Scenic USA - New Mexico The Chile Trail |
Photos by Ben Prepelka Ben Prepelka Photography |
Chiles provide the zip in today's popular trend toward hot and spicy foods. But the Hatch chile pepper is much more than just heat, it's those rich chile flavors that enhance New Mexico's ethnic dishes. Late in the summer green chiles are ripening and changing to a rich, deep red color. During this time of year vistors may see colorful hanging ristras, strings of green and red chiles. Although a ristra can be various dried foods, in New Mexico when someone talks about a ristra, they're referring to the strings of red chiles found hanging as decoration on many New Mexican adobe homes. During the drying process, the flavor is also changing, becoming sweet and mellow. The red ripe chiles offer a completely different taste from the green.
The Chile Trail, in southern New Mexico along Interstate Highways 10 and where it criss-crosses with I-25, passes through the counties of Hidalgo, Luna and Dona Ana.
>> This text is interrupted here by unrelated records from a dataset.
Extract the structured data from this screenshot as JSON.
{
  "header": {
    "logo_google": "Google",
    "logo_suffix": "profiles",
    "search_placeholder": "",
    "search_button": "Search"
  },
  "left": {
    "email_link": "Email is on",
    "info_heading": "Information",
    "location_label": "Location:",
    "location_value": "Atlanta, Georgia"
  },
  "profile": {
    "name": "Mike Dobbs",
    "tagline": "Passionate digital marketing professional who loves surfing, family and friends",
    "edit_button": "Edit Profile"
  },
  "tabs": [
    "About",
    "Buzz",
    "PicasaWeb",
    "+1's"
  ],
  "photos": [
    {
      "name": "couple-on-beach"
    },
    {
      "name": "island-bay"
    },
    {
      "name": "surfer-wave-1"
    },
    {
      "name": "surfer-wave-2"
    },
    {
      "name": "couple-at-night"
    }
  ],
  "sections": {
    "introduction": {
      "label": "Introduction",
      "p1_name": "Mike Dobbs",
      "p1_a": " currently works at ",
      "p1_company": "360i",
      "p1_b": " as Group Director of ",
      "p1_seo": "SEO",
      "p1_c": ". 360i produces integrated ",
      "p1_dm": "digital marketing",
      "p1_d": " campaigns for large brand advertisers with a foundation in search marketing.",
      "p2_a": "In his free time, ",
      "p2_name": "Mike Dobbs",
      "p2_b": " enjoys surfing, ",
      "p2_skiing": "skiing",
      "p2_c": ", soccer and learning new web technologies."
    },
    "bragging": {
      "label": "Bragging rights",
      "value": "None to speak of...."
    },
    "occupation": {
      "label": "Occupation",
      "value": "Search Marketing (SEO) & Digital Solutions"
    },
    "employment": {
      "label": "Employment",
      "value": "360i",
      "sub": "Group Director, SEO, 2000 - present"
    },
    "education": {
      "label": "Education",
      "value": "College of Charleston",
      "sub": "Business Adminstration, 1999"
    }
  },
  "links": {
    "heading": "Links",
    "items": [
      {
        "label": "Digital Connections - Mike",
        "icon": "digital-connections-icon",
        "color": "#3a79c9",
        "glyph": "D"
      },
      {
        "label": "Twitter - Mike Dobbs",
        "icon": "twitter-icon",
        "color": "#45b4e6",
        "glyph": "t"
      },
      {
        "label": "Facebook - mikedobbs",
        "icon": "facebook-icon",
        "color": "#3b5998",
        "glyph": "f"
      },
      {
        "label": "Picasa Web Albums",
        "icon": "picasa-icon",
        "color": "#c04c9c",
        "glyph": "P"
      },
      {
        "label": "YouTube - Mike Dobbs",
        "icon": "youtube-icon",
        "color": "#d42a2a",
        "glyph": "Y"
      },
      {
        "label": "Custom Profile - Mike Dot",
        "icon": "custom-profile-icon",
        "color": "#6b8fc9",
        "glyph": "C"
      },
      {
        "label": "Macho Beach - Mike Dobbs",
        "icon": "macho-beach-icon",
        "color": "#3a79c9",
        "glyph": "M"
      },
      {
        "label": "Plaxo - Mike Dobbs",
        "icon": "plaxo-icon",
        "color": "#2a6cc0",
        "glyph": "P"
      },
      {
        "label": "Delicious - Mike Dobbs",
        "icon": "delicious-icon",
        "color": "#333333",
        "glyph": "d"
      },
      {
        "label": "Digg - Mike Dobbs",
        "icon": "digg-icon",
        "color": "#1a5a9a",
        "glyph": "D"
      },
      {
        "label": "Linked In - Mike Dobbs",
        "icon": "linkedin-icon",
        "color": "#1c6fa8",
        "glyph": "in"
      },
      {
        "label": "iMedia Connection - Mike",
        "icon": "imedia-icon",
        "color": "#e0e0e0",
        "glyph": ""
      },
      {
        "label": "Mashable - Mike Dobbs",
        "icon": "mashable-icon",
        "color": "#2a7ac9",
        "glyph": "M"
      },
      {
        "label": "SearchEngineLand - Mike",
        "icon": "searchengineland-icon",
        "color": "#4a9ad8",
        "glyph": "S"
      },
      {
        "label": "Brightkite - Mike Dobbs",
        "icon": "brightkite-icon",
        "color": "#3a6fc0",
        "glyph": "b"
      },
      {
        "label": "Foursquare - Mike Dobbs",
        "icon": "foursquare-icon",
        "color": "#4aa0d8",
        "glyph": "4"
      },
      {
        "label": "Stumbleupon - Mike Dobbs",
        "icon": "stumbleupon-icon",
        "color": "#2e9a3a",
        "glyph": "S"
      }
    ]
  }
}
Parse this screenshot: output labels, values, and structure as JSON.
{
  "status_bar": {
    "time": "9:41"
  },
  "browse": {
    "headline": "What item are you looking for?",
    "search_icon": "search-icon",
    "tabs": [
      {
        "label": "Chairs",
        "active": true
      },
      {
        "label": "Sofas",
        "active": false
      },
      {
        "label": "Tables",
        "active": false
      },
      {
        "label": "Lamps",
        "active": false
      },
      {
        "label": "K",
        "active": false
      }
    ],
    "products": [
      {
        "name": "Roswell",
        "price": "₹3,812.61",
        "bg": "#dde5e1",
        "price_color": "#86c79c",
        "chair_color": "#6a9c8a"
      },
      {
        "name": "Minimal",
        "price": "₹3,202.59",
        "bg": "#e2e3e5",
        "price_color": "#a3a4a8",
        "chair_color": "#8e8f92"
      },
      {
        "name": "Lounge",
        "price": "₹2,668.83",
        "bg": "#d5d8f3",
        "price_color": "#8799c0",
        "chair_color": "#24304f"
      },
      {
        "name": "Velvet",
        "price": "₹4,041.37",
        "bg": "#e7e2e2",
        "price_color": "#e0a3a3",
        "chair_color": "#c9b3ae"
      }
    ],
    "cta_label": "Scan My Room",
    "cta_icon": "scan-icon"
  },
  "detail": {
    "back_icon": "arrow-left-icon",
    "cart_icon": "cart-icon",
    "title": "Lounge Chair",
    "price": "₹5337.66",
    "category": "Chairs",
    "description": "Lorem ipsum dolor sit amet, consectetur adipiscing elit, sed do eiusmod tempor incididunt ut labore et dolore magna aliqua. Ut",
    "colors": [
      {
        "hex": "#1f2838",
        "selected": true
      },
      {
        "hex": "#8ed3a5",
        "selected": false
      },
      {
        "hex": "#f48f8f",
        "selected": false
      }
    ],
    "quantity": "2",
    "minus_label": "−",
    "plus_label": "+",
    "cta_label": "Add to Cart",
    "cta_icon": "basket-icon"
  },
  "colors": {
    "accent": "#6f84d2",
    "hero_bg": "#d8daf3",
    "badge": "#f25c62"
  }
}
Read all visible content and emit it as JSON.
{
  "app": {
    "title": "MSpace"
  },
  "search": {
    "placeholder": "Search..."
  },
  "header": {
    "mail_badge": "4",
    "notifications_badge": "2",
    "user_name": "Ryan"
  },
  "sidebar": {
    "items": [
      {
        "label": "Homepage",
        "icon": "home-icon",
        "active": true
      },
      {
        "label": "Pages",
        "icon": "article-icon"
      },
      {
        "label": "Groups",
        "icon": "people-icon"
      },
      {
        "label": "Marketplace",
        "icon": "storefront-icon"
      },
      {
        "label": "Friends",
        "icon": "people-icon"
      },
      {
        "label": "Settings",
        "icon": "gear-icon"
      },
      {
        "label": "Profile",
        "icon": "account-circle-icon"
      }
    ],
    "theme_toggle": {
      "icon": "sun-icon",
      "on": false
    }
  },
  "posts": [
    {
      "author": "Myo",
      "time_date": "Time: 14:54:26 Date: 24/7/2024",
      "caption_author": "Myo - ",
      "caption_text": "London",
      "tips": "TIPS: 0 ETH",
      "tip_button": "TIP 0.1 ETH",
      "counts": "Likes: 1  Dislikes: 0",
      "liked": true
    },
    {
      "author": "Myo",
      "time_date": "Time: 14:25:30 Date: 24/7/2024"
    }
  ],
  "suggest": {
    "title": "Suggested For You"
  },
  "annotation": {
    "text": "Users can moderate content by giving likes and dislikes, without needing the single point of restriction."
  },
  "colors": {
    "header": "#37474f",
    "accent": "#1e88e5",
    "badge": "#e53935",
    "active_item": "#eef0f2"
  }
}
These three counties make up the state's largest region of chile growers. Chile production in Hatch Valley has since evolved from the first immigrant farmer, Joe Franzoy in 1915. Here, between the Mimbres Mountains to the west and the eastern San Andres Mountains, the Hatch Valley has all the elements for growing perfect chilies. Its high elevation, rich volcanic soils, hot days and cool nights create one of New Mexico's most famous natural wonders.
Anyone lingering in
Hatch, just north of Las Cruces, will soon discover the rich heritage behind the Hatch chile. And while enjoying the Hatch Chile Festival, visitors begin to understand the village's title, Chile Capital of the World.